Текст книги "Возьми меня в Калькутте"
Автор книги: Геннадий Прашкевич
Жанр:
Научная фантастика
сообщить о нарушении
Текущая страница: 6 (всего у книги 6 страниц)
Шурик изумленно выдохнул:
– Ты жив?
– Как жив? – не понял Люха.
– Ну, болит у тебя что-нибудь?
– Болит?
Люха задумался. Потом сказал:
– В свое время в сфере Эгги я потерял одну из шести своих конечностей. В галактике Эйхмана мне выстрелили глаз и спалили волосы на всех левых бедрах. Но все, что у меня осталось – это мое. Никаких неудобств я не ощущаю.
Здорово я ему навесил, решил Шурик. Заговаривается мужик. К Эйхману такого не подпустили бы, да и не те его годы. Вторая мировая когда кончилась. И про сферу эту... Тоже, нашел о чем говорить... Уж лучше бы про монтеров... Один из фантастов, совсем еще молодой, когда Шурик уходил, сидел на полу у входа и всех спрашивал – не монтер ли он?..
Шурик потряс головой.
Чудеса.
Пятнадцать минут назад Люха лежал в снегу бездыханный и пульс у него не прощупывался. А сейчас Люха стоял перед Шуриком живой-здоровый, правда, нес полную чепуху об Эйхмане и о неудобствах.
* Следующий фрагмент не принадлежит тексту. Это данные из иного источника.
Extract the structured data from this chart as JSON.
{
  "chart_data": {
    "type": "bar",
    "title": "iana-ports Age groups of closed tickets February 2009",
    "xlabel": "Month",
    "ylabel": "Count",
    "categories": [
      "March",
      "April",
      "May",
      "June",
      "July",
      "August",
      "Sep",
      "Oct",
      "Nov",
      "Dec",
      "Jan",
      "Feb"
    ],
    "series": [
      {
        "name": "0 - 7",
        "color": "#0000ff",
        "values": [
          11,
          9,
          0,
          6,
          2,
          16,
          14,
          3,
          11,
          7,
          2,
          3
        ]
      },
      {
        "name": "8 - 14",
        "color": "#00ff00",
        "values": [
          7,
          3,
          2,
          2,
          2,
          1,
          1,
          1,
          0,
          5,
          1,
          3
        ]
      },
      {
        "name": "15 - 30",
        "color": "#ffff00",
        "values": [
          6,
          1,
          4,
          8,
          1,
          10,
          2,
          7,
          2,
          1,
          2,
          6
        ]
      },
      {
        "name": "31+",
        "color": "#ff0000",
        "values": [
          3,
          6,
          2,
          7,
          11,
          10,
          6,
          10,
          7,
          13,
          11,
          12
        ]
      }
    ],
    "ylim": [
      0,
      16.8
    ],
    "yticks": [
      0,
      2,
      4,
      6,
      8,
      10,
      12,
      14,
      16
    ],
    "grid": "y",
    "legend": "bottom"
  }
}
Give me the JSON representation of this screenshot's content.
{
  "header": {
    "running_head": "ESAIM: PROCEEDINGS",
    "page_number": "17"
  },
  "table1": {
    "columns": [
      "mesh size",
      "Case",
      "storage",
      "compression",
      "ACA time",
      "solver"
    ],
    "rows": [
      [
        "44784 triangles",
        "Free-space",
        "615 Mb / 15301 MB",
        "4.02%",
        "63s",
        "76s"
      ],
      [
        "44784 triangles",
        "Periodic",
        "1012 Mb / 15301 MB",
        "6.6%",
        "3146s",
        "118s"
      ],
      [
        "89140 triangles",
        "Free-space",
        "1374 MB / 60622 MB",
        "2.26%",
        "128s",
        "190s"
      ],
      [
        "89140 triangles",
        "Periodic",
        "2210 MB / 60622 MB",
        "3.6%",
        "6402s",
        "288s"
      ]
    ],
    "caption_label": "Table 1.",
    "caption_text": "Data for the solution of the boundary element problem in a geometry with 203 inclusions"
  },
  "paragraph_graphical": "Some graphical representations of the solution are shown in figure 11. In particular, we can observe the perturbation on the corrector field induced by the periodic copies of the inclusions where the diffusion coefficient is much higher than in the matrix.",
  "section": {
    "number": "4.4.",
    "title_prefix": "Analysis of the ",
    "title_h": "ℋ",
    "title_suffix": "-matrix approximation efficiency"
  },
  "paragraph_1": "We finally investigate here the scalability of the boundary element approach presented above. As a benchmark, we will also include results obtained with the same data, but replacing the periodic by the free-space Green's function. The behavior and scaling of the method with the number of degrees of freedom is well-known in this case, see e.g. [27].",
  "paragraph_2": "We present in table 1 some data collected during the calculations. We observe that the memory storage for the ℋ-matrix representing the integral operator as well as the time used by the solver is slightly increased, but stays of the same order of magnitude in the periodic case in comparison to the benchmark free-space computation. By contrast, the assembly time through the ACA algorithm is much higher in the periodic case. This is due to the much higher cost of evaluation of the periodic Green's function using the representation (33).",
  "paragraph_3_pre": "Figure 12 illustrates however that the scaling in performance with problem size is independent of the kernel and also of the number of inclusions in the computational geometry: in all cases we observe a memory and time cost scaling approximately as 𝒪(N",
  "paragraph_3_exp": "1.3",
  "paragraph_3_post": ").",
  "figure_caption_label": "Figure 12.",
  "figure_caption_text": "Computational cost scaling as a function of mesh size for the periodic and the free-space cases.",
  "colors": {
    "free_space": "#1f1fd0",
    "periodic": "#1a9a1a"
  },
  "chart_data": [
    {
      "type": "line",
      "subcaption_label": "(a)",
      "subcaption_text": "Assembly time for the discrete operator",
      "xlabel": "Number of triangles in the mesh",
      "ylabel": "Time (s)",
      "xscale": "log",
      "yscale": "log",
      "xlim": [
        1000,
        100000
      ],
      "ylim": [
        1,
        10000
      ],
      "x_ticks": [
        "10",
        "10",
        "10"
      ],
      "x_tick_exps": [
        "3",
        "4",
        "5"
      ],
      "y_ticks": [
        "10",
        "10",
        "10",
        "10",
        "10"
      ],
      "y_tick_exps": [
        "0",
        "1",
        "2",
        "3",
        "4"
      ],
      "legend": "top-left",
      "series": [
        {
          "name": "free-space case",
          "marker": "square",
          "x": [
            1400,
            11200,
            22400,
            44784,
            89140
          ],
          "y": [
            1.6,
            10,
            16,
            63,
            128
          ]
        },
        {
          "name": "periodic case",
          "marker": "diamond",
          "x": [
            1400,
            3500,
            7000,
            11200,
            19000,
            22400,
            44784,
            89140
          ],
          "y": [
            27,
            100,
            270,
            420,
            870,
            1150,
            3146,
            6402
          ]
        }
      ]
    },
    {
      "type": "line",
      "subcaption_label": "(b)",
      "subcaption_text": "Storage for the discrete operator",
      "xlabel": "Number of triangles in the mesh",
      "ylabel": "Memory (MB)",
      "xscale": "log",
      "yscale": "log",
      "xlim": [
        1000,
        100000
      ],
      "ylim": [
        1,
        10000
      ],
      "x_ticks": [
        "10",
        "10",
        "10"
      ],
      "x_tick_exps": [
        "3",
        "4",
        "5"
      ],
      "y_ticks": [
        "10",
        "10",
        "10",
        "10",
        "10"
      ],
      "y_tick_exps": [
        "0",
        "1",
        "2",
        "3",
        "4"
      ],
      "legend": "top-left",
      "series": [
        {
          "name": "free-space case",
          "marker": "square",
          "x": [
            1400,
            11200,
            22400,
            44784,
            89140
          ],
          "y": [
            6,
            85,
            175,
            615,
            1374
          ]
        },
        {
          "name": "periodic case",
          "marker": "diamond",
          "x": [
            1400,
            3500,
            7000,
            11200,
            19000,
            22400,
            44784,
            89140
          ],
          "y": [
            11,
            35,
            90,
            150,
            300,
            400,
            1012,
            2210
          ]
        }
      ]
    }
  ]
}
Свет фар высветил крылечко Домжура.
Они зажмурились, одинаково поднеся ладони к глазам.
Хлопнула дверца. Роальд вырос перед Шуриком и с некоторой опаской, но и с любопытством взглянул на Люху:
– Живой?
Люха промолчал.
– Как вы мне надоели, – сказал Роальд. – Прыгайте в телегу.
И спросил:
– Ко мне поедем?
– Лучше ко мне, – попросил Люха.
– А ты там снова не начнешь? – Шурик покрутил пальцем у виска.
– Не начну. Сказано, ни с кем не дерусь дважды.
– Видишь, – похвастался Шурик перед Роальдом. – Здорово я к нему приложился, заговаривается мужик.
– Ты меня достал, – мрачно обьяснил Люха. – У меня трансфер сел, не качает энергию. Я устал. В любой момент я могу превратиться в истинного жуглана. Сейчас бы по-хорошему, рвануть на тот коричневый карлик...
Роальд покосился на Шурика, устроившегося рядом с ним. Не пожалел ты Люху, говорил взгляд Роальда. Таким вернуть Люции Имантовне мужика скандала не оберешься.
Но что есть, то есть.
Комнатку Люха снимал ординарную, правда, отдельную, на девятом этаже. Они долго поднимались по узкой лестнице, лифт в позднее время не работал. Стараясь не шуметь, Люха отпер дверь и провел гостей прямо в комнату. "Справа у меня соседи."
Самодельный стеллаж с книгами, все больше фантастика. Круглый стол под скатертью. Два стула. Понятно, диван. Телевизора у Люхи не было.
– Ну? – грубо спросил Роальд. Ему хотелось побыстрее закончить дурацкое, ничего особенного не сулившее дело. Ну, бегал мужик от жены, бегал талантливо, но сам ведь и засветился. Завтра сдадим его Люции Имантовне, получим гонорар, и забудем.
До следуюшего побега.
– Иван Сергеевич, – спросил Роальд. – Вы действительно Березницкий? Почему вас Люхой зовут?
Люха устало опустил голову:
– Устал... Заслужил жестокое наказание...
– Это-то ясно, – грубо успокоил Роальд Люху. – Но бегать тоже несладко. Куда ни побеги, все равно тянет на малую родину, а? Прижаться щекой к березе, услышать знакомые голоса. Разве не так?
Люха опустил голову еще ниже:
– У нас нет берез. У нас вообще ничего такого нет.
Шурик и Роальд переглянулись:
– Как нет? Совсем ни одного дерева? А моря? Реки? Горы?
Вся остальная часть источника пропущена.